Food and beverage companies in India are all preparing for fresh launches this year, thanks to the influx of alluring imported brands which are not only creating the "new-look market", but also creating new markets.

Coca-Cola, Pepsi Foods, Hindustan Lever and Nestle, for instance, are planning to launch new products such as iced-tea, health drinks and several of their global non-carbonated beverage brands. Parle Agro last week diversified into flavoured milk with 'Enjoi', and is said to be preparing new flavours of its juice drink, Frooti. Coca-Cola's mango drink Maaza will get a facelift with new flavours this season. New snacks, chocolates, wafers and biscuits are on the way. And there's more to come, say insiders.

However, plans of new launches are not out of fear of losing market to imported goods. Instead, these companies are exulting at the thought that the market scenario is changing. Acceptability of certain products, which had less or no market presence at all, is fast increasing. And the 'premium products' are no more restricted to the Khan markets, INA or Gaffar markets in Delhi.

Says an Amul executive in Delhi, "Take cheese or fruit juices for example. These are yet to become part of the consumer's daily basket. Things have improved over the past two-three years. But we can expect favourable trends only if more and more players join the fray. Imports are most welcome."

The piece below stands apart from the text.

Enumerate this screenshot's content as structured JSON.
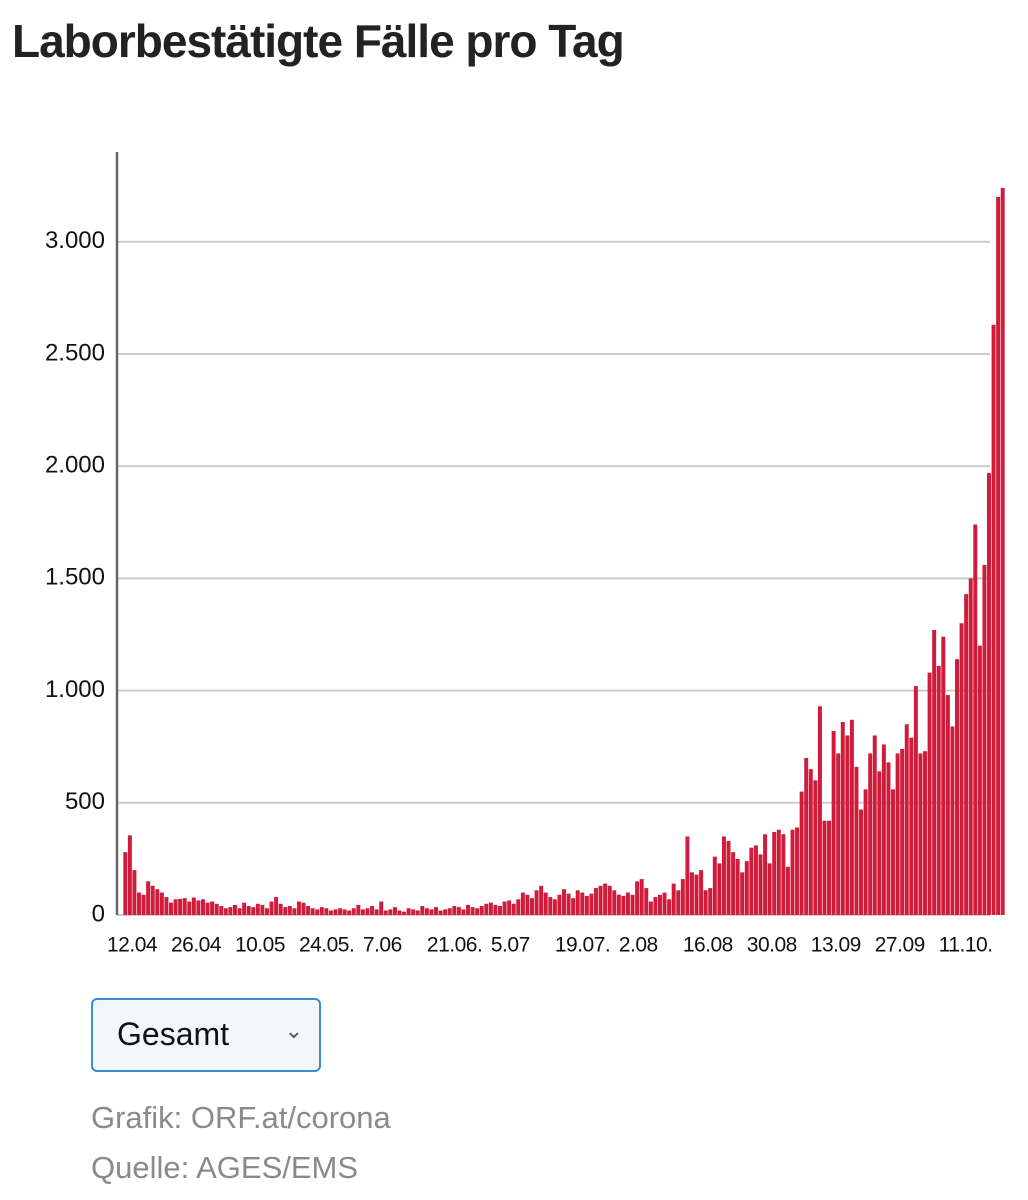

Agrees Saswat Sengupta, chief executive (consumer division), Rai & Sons Pvt Ltd, one of the large importers of several F&B items including 'The Laughing Cow' cheese and 'Hero' jams and jellies. But what concerns him is what will happen once the novelty factor wears out. "Today consumers are picking up Berry's fruit juice or Laughing Cow cheese out of curiosity. Will this sustain," he asks. His task is to grow the market gradually. But he is worried about the price factor. In most product categories, the import duty structure is still prohibitive making the retail price 20-30 per cent higher. And India is still a price-sensitive market.

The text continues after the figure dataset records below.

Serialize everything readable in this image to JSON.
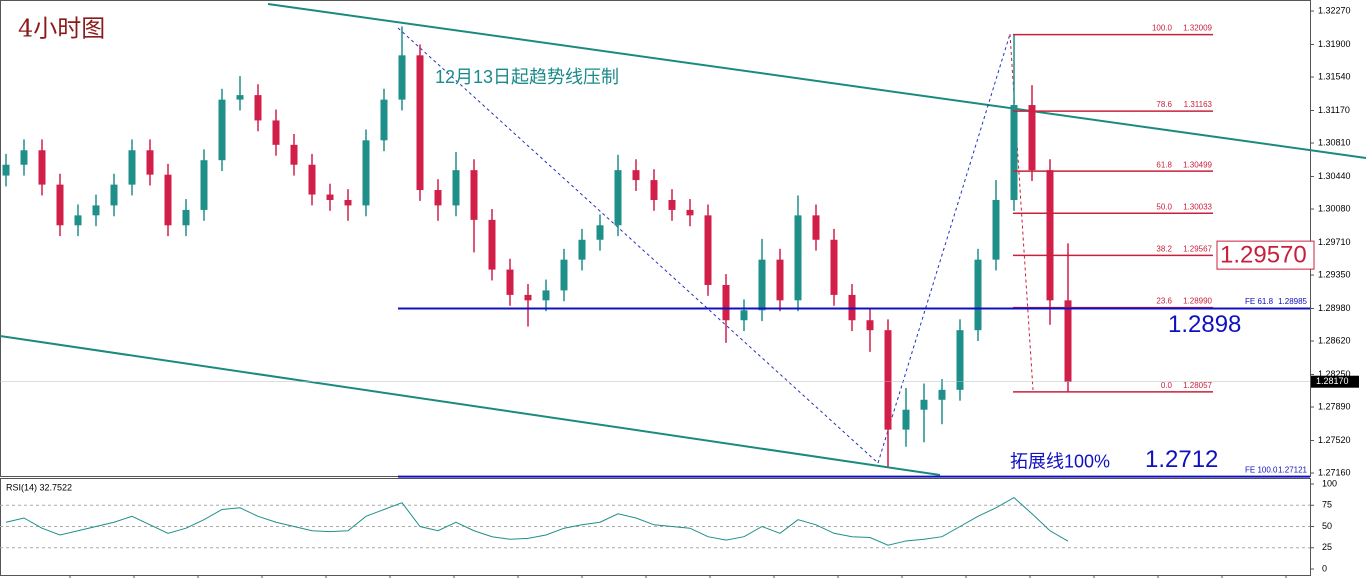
{
  "chart_data": {
    "type": "candlestick",
    "title": "4小时图",
    "annotation": "12月13日起趋势线压制",
    "ylim": [
      1.27127,
      1.32392
    ],
    "yticks": [
      {
        "value": 1.3227,
        "label": "1.32270"
      },
      {
        "value": 1.319,
        "label": "1.31900"
      },
      {
        "value": 1.3154,
        "label": "1.31540"
      },
      {
        "value": 1.3117,
        "label": "1.31170"
      },
      {
        "value": 1.3081,
        "label": "1.30810"
      },
      {
        "value": 1.3044,
        "label": "1.30440"
      },
      {
        "value": 1.3008,
        "label": "1.30080"
      },
      {
        "value": 1.2971,
        "label": "1.29710"
      },
      {
        "value": 1.2935,
        "label": "1.29350"
      },
      {
        "value": 1.2898,
        "label": "1.28980"
      },
      {
        "value": 1.2862,
        "label": "1.28620"
      },
      {
        "value": 1.2825,
        "label": "1.28250"
      },
      {
        "value": 1.2789,
        "label": "1.27890"
      },
      {
        "value": 1.2752,
        "label": "1.27520"
      },
      {
        "value": 1.2716,
        "label": "1.27160"
      }
    ],
    "up_color": "#1f8f8a",
    "down_color": "#d21f4a",
    "candles": [
      [
        1.3045,
        1.3069,
        1.3033,
        1.3057
      ],
      [
        1.3057,
        1.3085,
        1.3045,
        1.3073
      ],
      [
        1.3073,
        1.3085,
        1.3023,
        1.3035
      ],
      [
        1.3035,
        1.3047,
        1.2978,
        1.299
      ],
      [
        1.299,
        1.3013,
        1.2978,
        1.3001
      ],
      [
        1.3001,
        1.3024,
        1.2989,
        1.3012
      ],
      [
        1.3012,
        1.3047,
        1.3,
        1.3035
      ],
      [
        1.3035,
        1.3085,
        1.3023,
        1.3073
      ],
      [
        1.3073,
        1.3085,
        1.3034,
        1.3046
      ],
      [
        1.3046,
        1.3058,
        1.2978,
        1.299
      ],
      [
        1.299,
        1.3019,
        1.2978,
        1.3007
      ],
      [
        1.3007,
        1.3074,
        1.2995,
        1.3062
      ],
      [
        1.3062,
        1.3141,
        1.305,
        1.3129
      ],
      [
        1.3129,
        1.3155,
        1.3117,
        1.3134
      ],
      [
        1.3134,
        1.3146,
        1.3094,
        1.3106
      ],
      [
        1.3106,
        1.3118,
        1.3067,
        1.3079
      ],
      [
        1.3079,
        1.3091,
        1.3045,
        1.3057
      ],
      [
        1.3057,
        1.3069,
        1.3012,
        1.3024
      ],
      [
        1.3024,
        1.3036,
        1.3006,
        1.3018
      ],
      [
        1.3018,
        1.303,
        1.2995,
        1.3012
      ],
      [
        1.3012,
        1.3096,
        1.3,
        1.3084
      ],
      [
        1.3084,
        1.3141,
        1.3072,
        1.3129
      ],
      [
        1.3129,
        1.321,
        1.3117,
        1.3178
      ],
      [
        1.3178,
        1.319,
        1.3017,
        1.3029
      ],
      [
        1.3029,
        1.3041,
        1.2995,
        1.3012
      ],
      [
        1.3012,
        1.3071,
        1.3,
        1.3051
      ],
      [
        1.3051,
        1.3063,
        1.296,
        1.2996
      ],
      [
        1.2996,
        1.3008,
        1.2929,
        1.2941
      ],
      [
        1.2941,
        1.2953,
        1.2901,
        1.2913
      ],
      [
        1.2913,
        1.2925,
        1.2878,
        1.2907
      ],
      [
        1.2907,
        1.293,
        1.2895,
        1.2918
      ],
      [
        1.2918,
        1.2964,
        1.2906,
        1.2952
      ],
      [
        1.2952,
        1.2986,
        1.294,
        1.2974
      ],
      [
        1.2974,
        1.3002,
        1.2962,
        1.299
      ],
      [
        1.299,
        1.3068,
        1.2978,
        1.3051
      ],
      [
        1.3051,
        1.3063,
        1.3028,
        1.304
      ],
      [
        1.304,
        1.3052,
        1.3006,
        1.3018
      ],
      [
        1.3018,
        1.303,
        1.2995,
        1.3007
      ],
      [
        1.3007,
        1.3019,
        1.2989,
        1.3001
      ],
      [
        1.3001,
        1.3013,
        1.2912,
        1.2924
      ],
      [
        1.2924,
        1.2936,
        1.286,
        1.2885
      ],
      [
        1.2885,
        1.2908,
        1.2873,
        1.2896
      ],
      [
        1.2896,
        1.2975,
        1.2884,
        1.2952
      ],
      [
        1.2952,
        1.2964,
        1.2895,
        1.2907
      ],
      [
        1.2907,
        1.3023,
        1.2895,
        1.3001
      ],
      [
        1.3001,
        1.3013,
        1.2962,
        1.2974
      ],
      [
        1.2974,
        1.2986,
        1.2901,
        1.2913
      ],
      [
        1.2913,
        1.2925,
        1.2873,
        1.2885
      ],
      [
        1.2885,
        1.2897,
        1.285,
        1.2874
      ],
      [
        1.2874,
        1.2886,
        1.2723,
        1.2764
      ],
      [
        1.2764,
        1.281,
        1.2745,
        1.2786
      ],
      [
        1.2786,
        1.2815,
        1.275,
        1.2797
      ],
      [
        1.2797,
        1.282,
        1.277,
        1.2808
      ],
      [
        1.2808,
        1.2886,
        1.2796,
        1.2874
      ],
      [
        1.2874,
        1.2964,
        1.2862,
        1.2952
      ],
      [
        1.2952,
        1.304,
        1.294,
        1.3018
      ],
      [
        1.3018,
        1.3201,
        1.3006,
        1.3123
      ],
      [
        1.3123,
        1.3145,
        1.3039,
        1.3051
      ],
      [
        1.3051,
        1.3063,
        1.288,
        1.2907
      ],
      [
        1.2907,
        1.297,
        1.2806,
        1.2817
      ]
    ],
    "current_price": {
      "value": 1.2817,
      "label": "1.28170"
    },
    "fib_color": "#c8203c",
    "fib_levels": [
      {
        "level": "100.0",
        "price": 1.32009
      },
      {
        "level": "78.6",
        "price": 1.31163
      },
      {
        "level": "61.8",
        "price": 1.30499
      },
      {
        "level": "50.0",
        "price": 1.30033
      },
      {
        "level": "38.2",
        "price": 1.29567
      },
      {
        "level": "23.6",
        "price": {
          "value": 1.2899,
          "label": "1.28990"
        }
      },
      {
        "level": "0.0",
        "price": 1.28057
      }
    ],
    "fe_levels": [
      {
        "text": "FE 61.8",
        "price": 1.28985
      },
      {
        "text": "FE 100.0",
        "price": 1.27121
      }
    ],
    "resistance_label": {
      "value": 1.2957,
      "label": "1.29570"
    },
    "blue_levels": [
      {
        "value": 1.2898
      },
      {
        "value": 1.2712,
        "note": "拓展线100%"
      }
    ],
    "rsi": {
      "title": "RSI(14) 32.7522",
      "ylim": [
        0,
        100
      ],
      "yticks": [
        100,
        75,
        50,
        25,
        0
      ],
      "color": "#1f8f8a",
      "values": [
        55,
        60,
        48,
        40,
        45,
        50,
        55,
        62,
        52,
        42,
        48,
        58,
        70,
        72,
        62,
        55,
        50,
        45,
        44,
        45,
        62,
        70,
        78,
        50,
        45,
        55,
        45,
        38,
        35,
        36,
        40,
        48,
        52,
        55,
        65,
        60,
        52,
        50,
        48,
        38,
        34,
        38,
        50,
        42,
        58,
        52,
        42,
        38,
        37,
        28,
        33,
        35,
        38,
        50,
        62,
        72,
        84,
        65,
        45,
        32.7522
      ]
    }
  }
}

Sengupta also believes that imported products will be minuscule part of the entire F&B product portfolio, the domestic manufacturers still ruling the roost. For instance, the domestic cheese market is estimated around 7,000 tonne per annum.

"Our imports can be no match," he says, adding, "how much market we can garner, we will be able to know only after a few more months."

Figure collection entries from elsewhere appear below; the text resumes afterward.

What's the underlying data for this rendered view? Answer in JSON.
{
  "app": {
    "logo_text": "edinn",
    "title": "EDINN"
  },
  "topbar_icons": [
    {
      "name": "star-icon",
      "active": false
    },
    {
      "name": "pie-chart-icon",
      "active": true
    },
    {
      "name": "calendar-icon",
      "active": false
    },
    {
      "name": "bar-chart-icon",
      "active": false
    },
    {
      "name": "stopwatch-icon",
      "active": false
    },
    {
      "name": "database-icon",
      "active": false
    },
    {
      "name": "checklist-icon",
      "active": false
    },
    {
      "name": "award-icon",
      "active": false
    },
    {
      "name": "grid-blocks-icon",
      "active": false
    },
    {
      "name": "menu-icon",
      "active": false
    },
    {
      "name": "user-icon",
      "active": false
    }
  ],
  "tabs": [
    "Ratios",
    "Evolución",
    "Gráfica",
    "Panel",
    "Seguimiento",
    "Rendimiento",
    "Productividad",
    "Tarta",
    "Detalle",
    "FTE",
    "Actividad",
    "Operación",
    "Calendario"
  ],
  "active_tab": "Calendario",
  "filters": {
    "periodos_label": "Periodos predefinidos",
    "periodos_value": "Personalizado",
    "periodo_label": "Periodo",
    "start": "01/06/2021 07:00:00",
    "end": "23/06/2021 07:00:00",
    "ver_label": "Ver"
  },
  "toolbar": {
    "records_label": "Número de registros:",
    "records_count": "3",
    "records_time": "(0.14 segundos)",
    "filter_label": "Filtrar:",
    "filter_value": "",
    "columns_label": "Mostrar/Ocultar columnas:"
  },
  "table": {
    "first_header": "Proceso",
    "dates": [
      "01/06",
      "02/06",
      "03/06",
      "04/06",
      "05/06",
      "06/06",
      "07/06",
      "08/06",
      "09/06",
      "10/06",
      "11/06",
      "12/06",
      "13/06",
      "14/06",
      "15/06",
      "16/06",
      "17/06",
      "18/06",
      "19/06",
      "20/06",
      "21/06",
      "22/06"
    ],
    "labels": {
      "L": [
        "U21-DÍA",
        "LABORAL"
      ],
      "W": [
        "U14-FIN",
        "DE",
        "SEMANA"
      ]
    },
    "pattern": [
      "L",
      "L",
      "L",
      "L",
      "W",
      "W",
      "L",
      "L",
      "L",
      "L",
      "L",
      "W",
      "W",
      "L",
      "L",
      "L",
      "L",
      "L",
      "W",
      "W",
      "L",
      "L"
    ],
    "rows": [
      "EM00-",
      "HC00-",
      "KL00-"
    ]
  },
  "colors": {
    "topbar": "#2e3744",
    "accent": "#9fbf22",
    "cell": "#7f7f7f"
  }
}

So, domestic manufactures are not unduly worried. Despite the fact that the Berry's, Pure & Natural and Trauben juices are widely available in the market, Tropicana Beverages (which sells Tropicana fruit juice) and Dabur (which markets Real) are hardly impacted. Says Abhay Manglik, country manager, Tropicana Beverages Company, "The focus will completely be on Tropicana juices. We will not launch Dole, or any other product from our stable in the near future."

According to a Dabur spokesperson, "There is no threat to Real from any foreign brand." The comfort comes from the fact that effective import duty on foreign juices is still around 41 per cent, as a result of which the prices at the retail-end is almost 20-30 per cent higher.